Abstract

Conventional hormone replacement therapy (HRT), consisting of conjugated equine estrogen and medroxyprogesterone acetate, increases levels of triglycerides, C-reactive protein, and coagulation Factor VII. These changes could help explain the increased risk of coronary heart disease (CHD) and stroke associated with HRT. This is especially pertinent to women with type 2 diabetes, who have a much increased risk of CHD. This study examined the metabolic effects of a continuous combined HRT regimen containing 1 mg estradiol and 0.5 mg norethisterone. The study, using a double-blind, randomized, placebo-controlled design, enrolled 50 women with type 2 diabetes. The treatment and control groups were similar in age, blood pressure, body mass index, and time since menopause. Actively treated women had a significant reduction in gonadotropin levels and increased levels of estradiol and sex hormone-binding globulin compared with women in the placebo group. Although total testosterone did not change significantly, the free androgen index decreased. Both total and low-density lipoprotein (LDL) cholesterol fell significantly, the latter by 13%, in actively treated women compared with placebo recipients. There were no changes in high-density lipoprotein (HDL) cholesterol or triglycerides. Fasting C-peptide levels decreased 19% compared with values in placebo patients. Fasting blood glucose levels were reduced in the HRT group. Levels of Factor VII, tissue plasminogen activator, and interleukin-6 all decreased in the HRT group compared with control women. There were no significant changes in Factor IX, activated protein C resistance, fibrinogen, or C-reactive protein.
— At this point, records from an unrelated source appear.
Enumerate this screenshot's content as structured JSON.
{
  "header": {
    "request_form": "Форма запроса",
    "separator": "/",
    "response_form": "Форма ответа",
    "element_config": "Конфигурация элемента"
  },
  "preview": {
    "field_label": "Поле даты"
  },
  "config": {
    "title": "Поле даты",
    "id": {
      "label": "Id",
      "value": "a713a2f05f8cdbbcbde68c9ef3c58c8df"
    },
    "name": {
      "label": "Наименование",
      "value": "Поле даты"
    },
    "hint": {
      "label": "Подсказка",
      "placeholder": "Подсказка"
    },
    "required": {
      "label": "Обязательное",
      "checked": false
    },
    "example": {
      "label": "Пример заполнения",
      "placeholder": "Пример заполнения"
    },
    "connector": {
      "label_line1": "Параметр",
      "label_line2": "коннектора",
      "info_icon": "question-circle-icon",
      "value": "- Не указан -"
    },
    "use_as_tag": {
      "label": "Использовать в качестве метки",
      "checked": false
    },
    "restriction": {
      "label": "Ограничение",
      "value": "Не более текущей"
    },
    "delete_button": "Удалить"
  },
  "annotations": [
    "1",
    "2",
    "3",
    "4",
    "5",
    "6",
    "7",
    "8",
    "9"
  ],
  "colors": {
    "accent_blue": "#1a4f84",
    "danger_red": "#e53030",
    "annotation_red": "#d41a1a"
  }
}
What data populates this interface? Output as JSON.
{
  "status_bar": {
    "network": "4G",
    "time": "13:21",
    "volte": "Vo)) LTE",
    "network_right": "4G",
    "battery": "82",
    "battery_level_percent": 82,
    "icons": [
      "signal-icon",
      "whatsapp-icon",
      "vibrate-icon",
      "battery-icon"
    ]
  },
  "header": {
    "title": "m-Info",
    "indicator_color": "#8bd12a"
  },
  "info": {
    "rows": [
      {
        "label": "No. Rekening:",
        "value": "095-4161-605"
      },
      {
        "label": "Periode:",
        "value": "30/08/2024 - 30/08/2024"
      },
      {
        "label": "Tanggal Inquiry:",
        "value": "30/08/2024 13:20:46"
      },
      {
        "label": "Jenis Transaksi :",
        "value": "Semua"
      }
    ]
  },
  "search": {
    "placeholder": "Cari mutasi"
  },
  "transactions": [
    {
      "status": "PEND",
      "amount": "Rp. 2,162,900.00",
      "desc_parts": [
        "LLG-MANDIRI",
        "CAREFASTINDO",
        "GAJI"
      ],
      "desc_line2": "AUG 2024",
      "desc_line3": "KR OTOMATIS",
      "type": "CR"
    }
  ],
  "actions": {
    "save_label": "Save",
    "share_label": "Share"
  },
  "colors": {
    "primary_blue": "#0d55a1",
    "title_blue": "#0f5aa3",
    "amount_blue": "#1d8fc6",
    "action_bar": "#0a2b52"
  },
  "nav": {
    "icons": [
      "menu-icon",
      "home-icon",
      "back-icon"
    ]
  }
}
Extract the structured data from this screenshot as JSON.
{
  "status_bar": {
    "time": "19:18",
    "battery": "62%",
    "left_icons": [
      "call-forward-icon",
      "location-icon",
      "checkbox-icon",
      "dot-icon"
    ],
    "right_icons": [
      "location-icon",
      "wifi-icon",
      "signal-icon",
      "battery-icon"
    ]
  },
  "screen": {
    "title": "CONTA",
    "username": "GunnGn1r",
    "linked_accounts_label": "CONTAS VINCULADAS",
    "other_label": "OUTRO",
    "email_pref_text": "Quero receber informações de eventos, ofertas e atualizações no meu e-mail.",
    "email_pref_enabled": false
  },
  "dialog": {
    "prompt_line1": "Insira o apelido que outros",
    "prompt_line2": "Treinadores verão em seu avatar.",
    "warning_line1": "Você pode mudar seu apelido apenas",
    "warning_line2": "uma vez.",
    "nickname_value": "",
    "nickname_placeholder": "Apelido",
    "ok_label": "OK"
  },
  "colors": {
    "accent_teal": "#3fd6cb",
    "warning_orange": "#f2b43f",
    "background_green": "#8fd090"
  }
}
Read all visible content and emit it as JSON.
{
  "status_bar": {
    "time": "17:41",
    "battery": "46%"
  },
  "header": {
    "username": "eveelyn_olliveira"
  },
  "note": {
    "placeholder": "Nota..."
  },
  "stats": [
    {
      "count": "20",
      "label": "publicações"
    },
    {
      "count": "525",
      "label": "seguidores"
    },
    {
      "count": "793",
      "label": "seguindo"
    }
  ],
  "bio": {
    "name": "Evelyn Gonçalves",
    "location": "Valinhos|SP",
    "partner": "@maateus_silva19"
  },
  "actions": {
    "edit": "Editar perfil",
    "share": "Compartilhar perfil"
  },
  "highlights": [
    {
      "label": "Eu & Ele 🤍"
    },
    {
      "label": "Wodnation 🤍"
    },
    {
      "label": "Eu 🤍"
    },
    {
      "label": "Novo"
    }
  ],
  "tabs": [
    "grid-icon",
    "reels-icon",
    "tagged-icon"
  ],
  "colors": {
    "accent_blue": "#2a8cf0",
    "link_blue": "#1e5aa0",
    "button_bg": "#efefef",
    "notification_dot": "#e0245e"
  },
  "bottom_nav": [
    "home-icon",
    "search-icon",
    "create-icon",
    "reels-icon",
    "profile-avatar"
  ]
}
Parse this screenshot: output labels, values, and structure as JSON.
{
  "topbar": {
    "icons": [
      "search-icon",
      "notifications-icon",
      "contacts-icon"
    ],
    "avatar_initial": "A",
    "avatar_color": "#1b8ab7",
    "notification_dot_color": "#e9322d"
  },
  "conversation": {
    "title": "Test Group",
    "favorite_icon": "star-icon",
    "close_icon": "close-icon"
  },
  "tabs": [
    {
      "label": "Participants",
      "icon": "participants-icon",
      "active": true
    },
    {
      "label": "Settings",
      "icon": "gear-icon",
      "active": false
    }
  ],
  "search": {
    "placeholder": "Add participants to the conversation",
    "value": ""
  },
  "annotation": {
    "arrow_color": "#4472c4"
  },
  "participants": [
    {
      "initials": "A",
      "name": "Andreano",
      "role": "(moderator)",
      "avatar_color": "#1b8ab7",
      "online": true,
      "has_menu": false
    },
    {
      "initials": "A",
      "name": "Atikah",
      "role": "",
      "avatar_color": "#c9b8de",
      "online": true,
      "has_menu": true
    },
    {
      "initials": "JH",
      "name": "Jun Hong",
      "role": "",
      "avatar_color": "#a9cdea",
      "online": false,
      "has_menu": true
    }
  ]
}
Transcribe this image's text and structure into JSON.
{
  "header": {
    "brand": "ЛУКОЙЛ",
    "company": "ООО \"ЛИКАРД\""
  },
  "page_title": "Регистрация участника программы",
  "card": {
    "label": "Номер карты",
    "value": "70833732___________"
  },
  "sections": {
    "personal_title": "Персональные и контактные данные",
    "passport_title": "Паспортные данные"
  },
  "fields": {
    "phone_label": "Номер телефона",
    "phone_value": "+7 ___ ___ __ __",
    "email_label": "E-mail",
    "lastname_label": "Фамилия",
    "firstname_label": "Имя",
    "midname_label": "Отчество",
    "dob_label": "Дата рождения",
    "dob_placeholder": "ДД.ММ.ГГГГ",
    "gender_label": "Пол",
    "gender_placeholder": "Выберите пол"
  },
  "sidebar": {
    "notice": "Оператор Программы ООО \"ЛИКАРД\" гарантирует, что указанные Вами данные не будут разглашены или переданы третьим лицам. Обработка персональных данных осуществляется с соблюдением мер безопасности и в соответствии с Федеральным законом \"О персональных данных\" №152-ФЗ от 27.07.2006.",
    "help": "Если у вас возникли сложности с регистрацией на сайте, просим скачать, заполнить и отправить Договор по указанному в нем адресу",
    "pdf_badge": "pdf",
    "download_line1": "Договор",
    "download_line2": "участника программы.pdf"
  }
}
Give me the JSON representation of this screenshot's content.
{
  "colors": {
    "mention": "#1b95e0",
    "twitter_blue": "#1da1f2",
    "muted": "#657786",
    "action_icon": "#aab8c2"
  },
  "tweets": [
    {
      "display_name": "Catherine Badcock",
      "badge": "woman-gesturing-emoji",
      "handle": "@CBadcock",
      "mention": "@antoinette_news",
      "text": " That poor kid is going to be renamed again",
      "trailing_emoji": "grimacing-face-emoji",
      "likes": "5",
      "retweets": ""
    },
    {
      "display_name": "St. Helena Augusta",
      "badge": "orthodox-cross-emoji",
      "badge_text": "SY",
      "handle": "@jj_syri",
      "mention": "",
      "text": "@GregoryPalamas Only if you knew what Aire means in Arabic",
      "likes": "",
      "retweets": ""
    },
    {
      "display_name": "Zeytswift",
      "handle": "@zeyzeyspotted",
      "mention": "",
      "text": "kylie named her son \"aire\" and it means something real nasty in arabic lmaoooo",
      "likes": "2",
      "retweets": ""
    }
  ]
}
Ten of 25 actively treated women and 4 of the 25 given placebo had a greater than 10% drop in LDL cholesterol. This degree of decline in Factor VII levels was found in 16 women receiving HRT and only 1 placebo patient. Low-dose HRT could be more suitable than the conventional regimen for women who require relief of menopausal symptoms or bone protection but who are at increased risk of CHD. Firm recommendations cannot, however, be made until a large randomized, controlled trial focusing on cardiovascular end points is completed.